The Parliamentary Budgetary Office
analysed Storer’s tweaks and determined that it would generate $5.77bn savings out to the end of the decade. Storer suggested that we use those funds to slash tariffs and taxes on EVs until 2025, mandate that 50% of new government vehicles be EVs by 2025, co-fund EV charging infrastructure and stimulate local EV manufacturing.
Without spending a single additional dollar from the budget nor placing any burden on Australians who are priced out of the new mid-range and premium car markets, Storer’s plan would significantly grow the demand for EVs and send a much-needed signal to manufacturers that Australia was a viable market.
Not only would Australian consumers have more choice, and find cleaner alternatives more affordable, but the early government demand for EVs would lead to a steady stream of second-hand EVs within a few short years.
In 2019 the ACT government committed to transitioning their own vehicle fleet. By the middle of this year 50% of their 600 passenger vehicle fleet will be fully electric. Like all fleet operators, the government focuses on the total cost of ownership (TCO) over the life of the vehicle – the purchase price, electricity for charging and servicing.
The territory government claims that the running cost is half that of a conventional car and maintenance has proven to be 80% lower. By tweaking their leases, now four years up from three previously, the territory is achieving a lower TCO with fully electric vehicles.

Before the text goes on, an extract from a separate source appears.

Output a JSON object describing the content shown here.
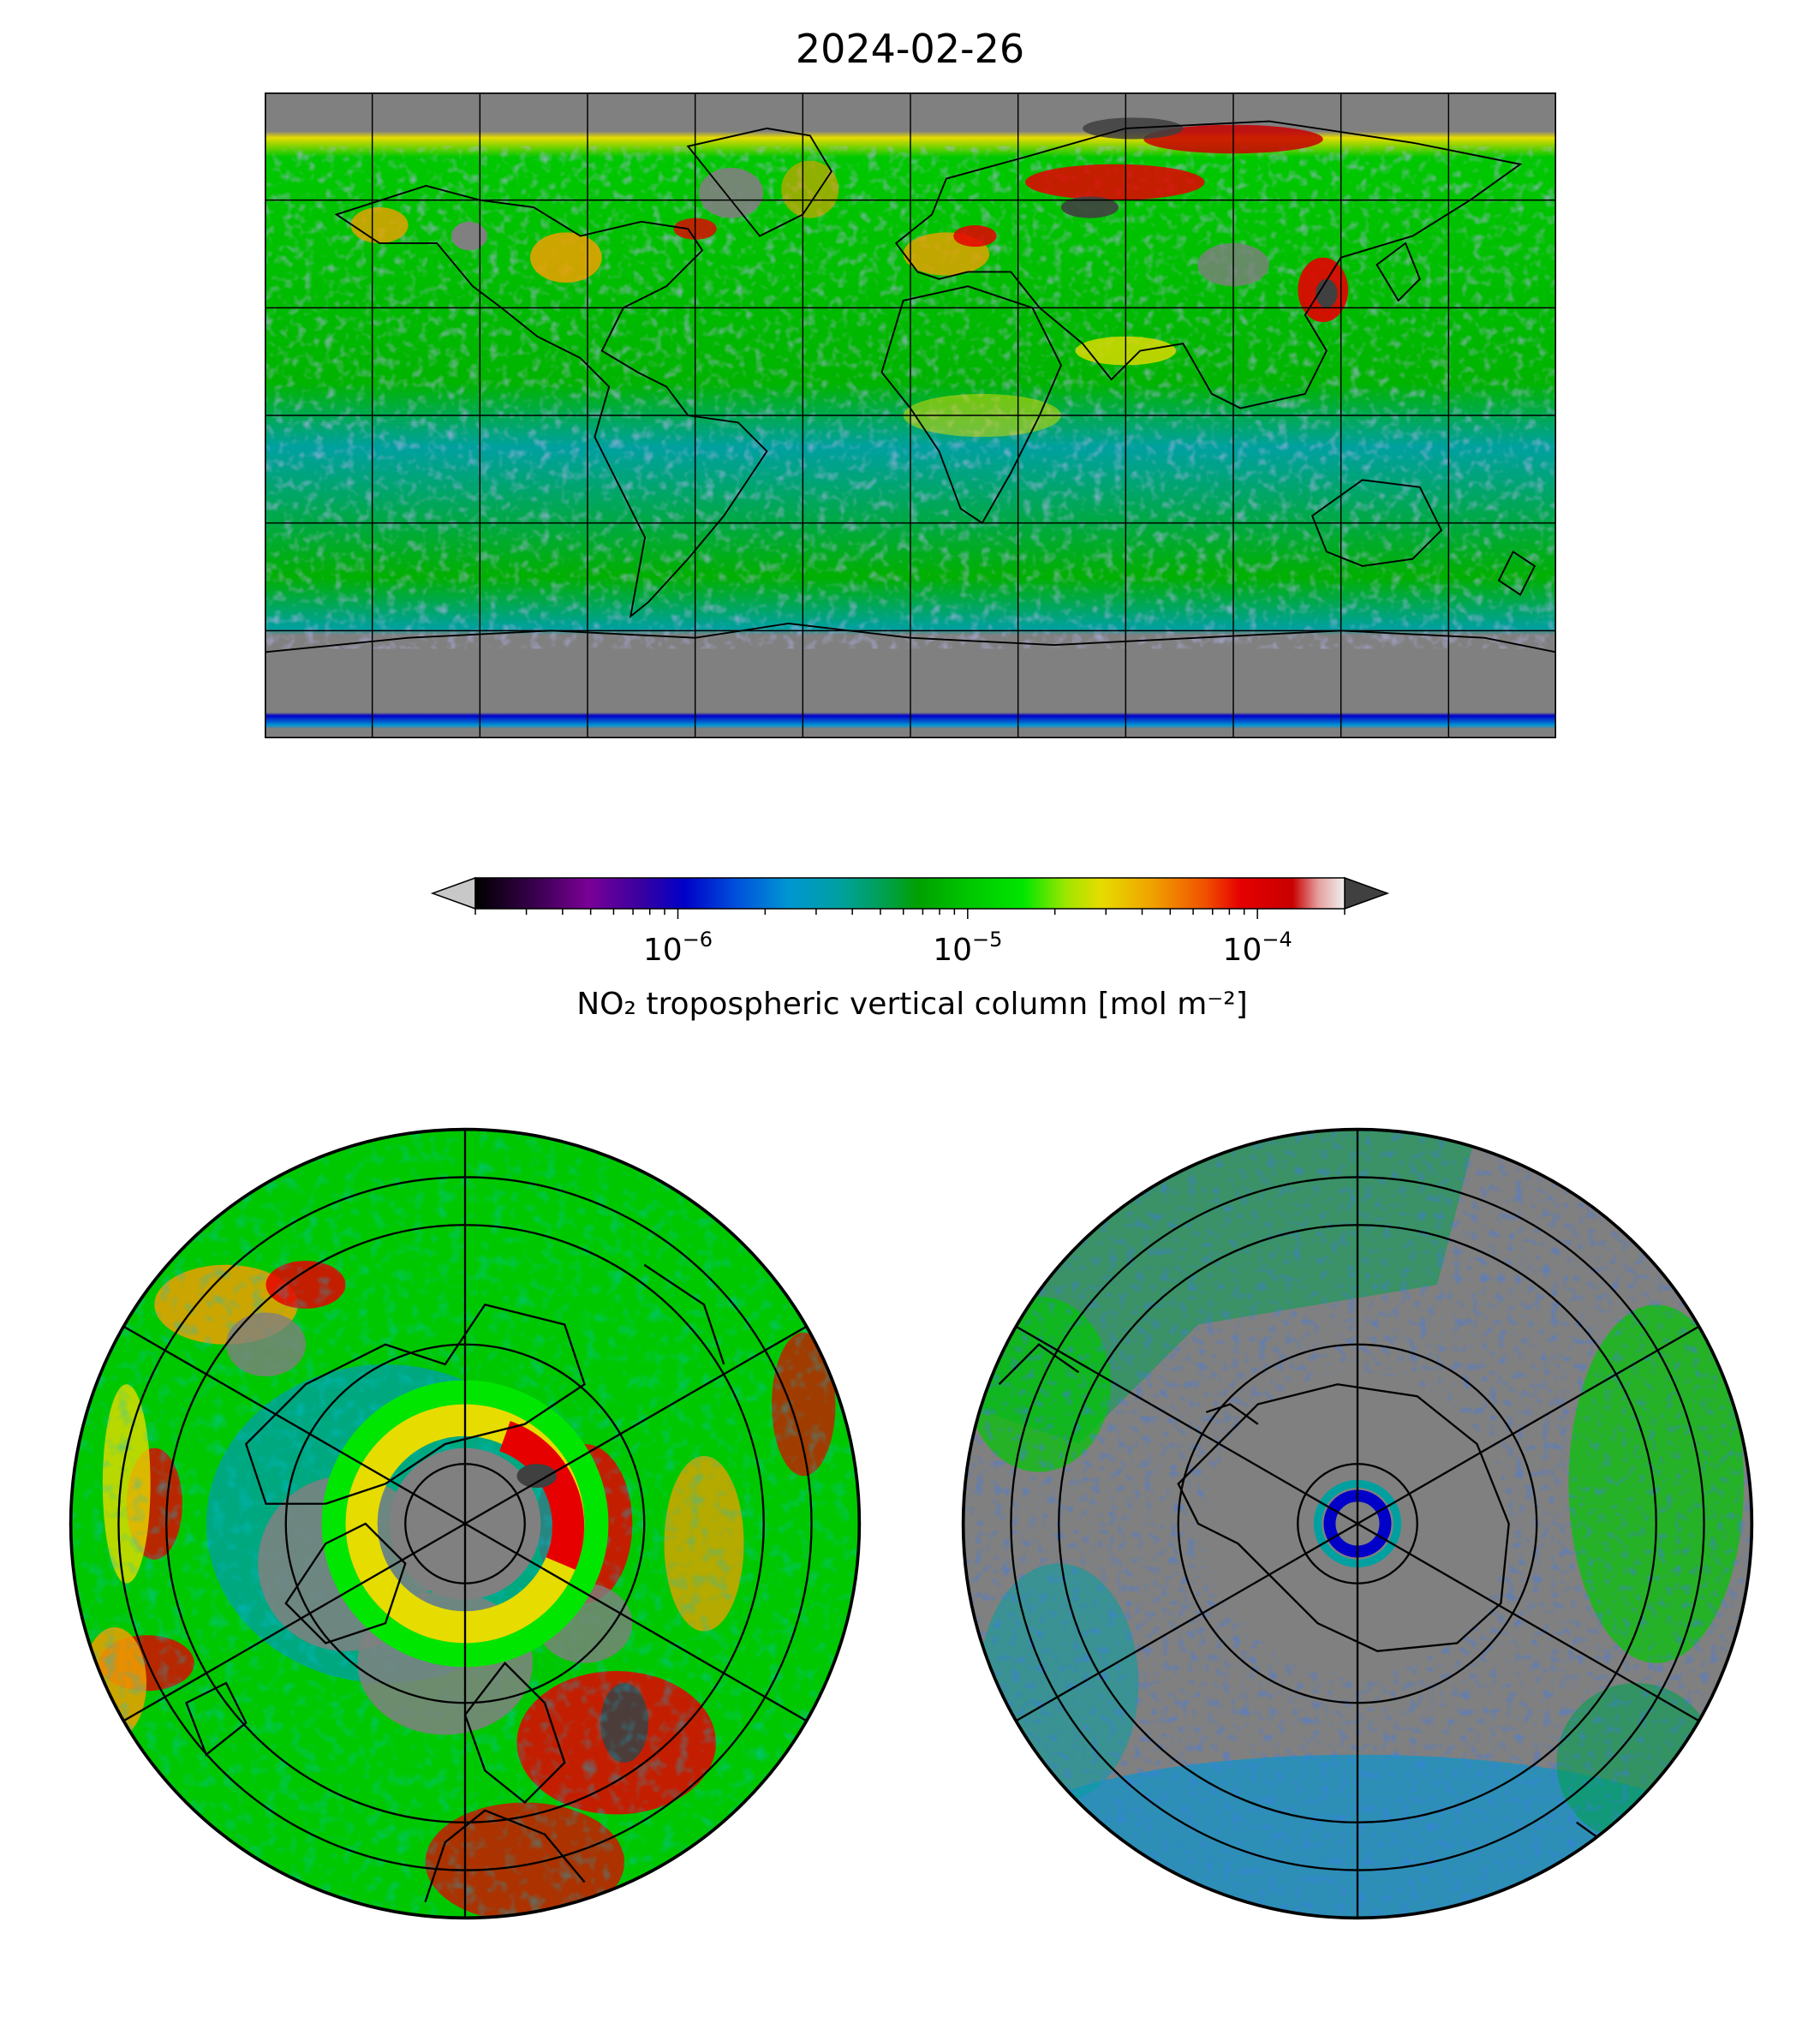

For individuals, the economics are close, but not quite there. According to the RACV, the TCO for a Toyota Corolla works out to be 57 cents per kilometre. Using the same methodology, the MG ZS, a fully electric SUV, works out to be 60 cents per kilometre – a small gap that can be reduced further if owners can charge from their own solar panels.
Just as vehicles now have standard efficiency labels, allowing users to compare fuel consumption and emissions, perhaps we could help prospective car purchasers by including the total cost of ownership on the label? A simple initiative that would cost next to nothing.
Yet TCO means little for most car purchasers, for whom the upfront cost difference is insurmountable. The ACT is addressing that head-on by providing $15,000 interest-free loans on new electric vehicle purchases and waiving vehicle registration charges for now.
The FFS is a curious document. A late 2020 draft recommended the development of standards to make new apartment and office buildings ready for electric charging, an excellent idea to future-proof our buildings and help provide consumers with more choice for generations to come.
Oddly, this recommendation was dropped from the final document. It’s easy to get the sense that Taylor wants to steer Australians away from electric vehicles to a future based on fossil fuels, not “green” electrons.
Yet the major car markets and marques are sending a clear signal that the future is clean and electric.
Angus, dump your policy, FFS, and take up the budget-neutral plan to deliver more and better choices to Australian drivers.